Qualifying: This is run over an hour and is split into three sessions. In Q1 (the first session) all cars may take to the track and complete as many or as few laps as they like. If any car fails to register a time within 107% of the fastest time in Q1 it will not be eligible for the grand prix, although may be allowed in if it has proven to be quicker in an earlier practice session. At the end of the 20-minute session there is a seven-minute break and the slowest six cars are eliminated and the times re-set. Q2 is run to the same rules over 15 minutes, and at the end of the session a further six cars are eliminated. This leaves the last 10 cars to fight it out in Q3 for the top ten grid spots in a session that lasts ten minutes.
Drivers: No driver can compete in a grand prix if they do not take part in Saturday practice. Each team may field up to four drivers over the season.
Points: Points are awarded to the top ten finishers as follows:
1st= 25 : 2nd = 18 : 3rd = 15 : 4th = 12 : 5th = 10 : 6th = 8 : 7th= 6 : 8th= 4 : 9th = 2 : 10th= 1
If a race has to be stopped before 75% of the distance has been completed half points are awarded. Drivers score points for themselves and also for their team, if both drivers from a team finish in the points both scores count towards the constructors' tally.

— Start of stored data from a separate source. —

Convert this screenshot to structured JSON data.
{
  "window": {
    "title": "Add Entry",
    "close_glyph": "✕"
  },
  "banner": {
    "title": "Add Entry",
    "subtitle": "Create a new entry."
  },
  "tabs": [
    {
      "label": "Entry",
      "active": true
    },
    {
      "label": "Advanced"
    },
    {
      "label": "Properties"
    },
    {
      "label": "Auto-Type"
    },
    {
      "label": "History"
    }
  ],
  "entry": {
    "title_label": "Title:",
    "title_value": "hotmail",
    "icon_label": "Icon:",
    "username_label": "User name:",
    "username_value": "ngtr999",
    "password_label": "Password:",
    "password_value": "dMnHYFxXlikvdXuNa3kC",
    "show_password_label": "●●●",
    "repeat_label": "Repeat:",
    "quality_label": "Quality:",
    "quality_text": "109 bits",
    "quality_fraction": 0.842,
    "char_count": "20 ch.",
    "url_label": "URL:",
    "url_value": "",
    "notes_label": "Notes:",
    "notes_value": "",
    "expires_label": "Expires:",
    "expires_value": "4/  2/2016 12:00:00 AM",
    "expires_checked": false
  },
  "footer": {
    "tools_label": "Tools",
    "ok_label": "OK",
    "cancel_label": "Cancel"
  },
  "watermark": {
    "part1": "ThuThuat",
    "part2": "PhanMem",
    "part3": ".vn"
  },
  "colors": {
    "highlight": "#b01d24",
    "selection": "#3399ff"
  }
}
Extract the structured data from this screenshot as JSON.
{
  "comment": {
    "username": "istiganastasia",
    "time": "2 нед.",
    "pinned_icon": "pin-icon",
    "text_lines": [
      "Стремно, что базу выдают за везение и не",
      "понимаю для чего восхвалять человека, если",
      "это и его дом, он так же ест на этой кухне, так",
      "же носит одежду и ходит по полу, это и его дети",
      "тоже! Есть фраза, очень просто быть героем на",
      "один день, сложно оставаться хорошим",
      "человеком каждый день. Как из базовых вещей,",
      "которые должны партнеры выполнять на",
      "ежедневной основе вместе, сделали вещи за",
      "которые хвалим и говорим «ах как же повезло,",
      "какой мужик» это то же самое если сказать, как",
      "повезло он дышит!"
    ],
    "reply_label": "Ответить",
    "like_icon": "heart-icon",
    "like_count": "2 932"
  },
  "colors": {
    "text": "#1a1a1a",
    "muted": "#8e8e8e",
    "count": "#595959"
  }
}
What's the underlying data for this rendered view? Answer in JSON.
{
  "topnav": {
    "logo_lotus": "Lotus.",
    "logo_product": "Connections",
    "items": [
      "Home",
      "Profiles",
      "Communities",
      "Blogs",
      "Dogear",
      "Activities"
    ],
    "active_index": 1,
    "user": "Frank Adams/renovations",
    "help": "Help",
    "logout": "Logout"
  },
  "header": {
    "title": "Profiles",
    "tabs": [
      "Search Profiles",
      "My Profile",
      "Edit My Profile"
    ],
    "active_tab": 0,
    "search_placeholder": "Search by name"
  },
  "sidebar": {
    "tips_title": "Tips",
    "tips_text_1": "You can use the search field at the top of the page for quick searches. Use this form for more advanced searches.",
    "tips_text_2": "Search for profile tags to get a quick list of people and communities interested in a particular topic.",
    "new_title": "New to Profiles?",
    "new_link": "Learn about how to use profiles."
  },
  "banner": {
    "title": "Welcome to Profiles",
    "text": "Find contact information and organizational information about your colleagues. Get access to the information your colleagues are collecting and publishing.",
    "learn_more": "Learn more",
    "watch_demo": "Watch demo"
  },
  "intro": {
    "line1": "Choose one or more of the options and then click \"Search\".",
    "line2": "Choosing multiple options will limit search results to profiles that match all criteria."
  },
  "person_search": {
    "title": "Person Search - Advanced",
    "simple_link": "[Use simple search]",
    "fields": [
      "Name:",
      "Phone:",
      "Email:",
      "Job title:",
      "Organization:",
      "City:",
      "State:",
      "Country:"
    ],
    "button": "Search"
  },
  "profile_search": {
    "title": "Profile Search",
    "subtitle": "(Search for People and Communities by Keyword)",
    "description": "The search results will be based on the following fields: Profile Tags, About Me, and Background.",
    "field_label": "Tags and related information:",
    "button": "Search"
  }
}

Penalties: Blocking a rival driver, causing a crash, speeding in the pit lane or jumping the start can land a driver with a penalty. The penalties are handed out by the race officials known as stewards, who can dole out seven types.
The most popular is a drive-through penalty - where the driver is required to pass through the pit lane at the speed limit without stopping. If the stewards give a drive-through penalty and there is less than five laps of the race remaining, a 25-second penalty will be added to their race time.
More time consuming is a ten-second penalty, sometimes known as a stop-go - the drivers are required to stop in their pit box for ten seconds, during this time no work can be done on the car.
The third is a time penalty, which can be added to a driver's race time after the chequered flag, often dropping him down the order.
Fourth is a grid-position penalty for the next race - these are normally given post-race following investigations into dangerous driving. Teams can protest against these penalties.
Fifth is a basic reprimand.
The sixth and seventh are the most serious and can exclude a driver from the results or suspend them from future grands prix.
Safety Car: As its name suggests, the safety car is deployed to ensure safe passage of the racing cars around the track. It is deployed after an accident that would otherwise cause the race to be stopped, but the use of the car allows the race to continue while the problem is dealt with. Laps under the safety car still count towards race distance. When it is time for the safety car to leave the circuit, it will turn off its yellow lights - racing then resumes when the leader crosses the safety car line (ahead of the start-finish line). In exceptional circumstances, such as heavy rain, a race may be started behind the safety car.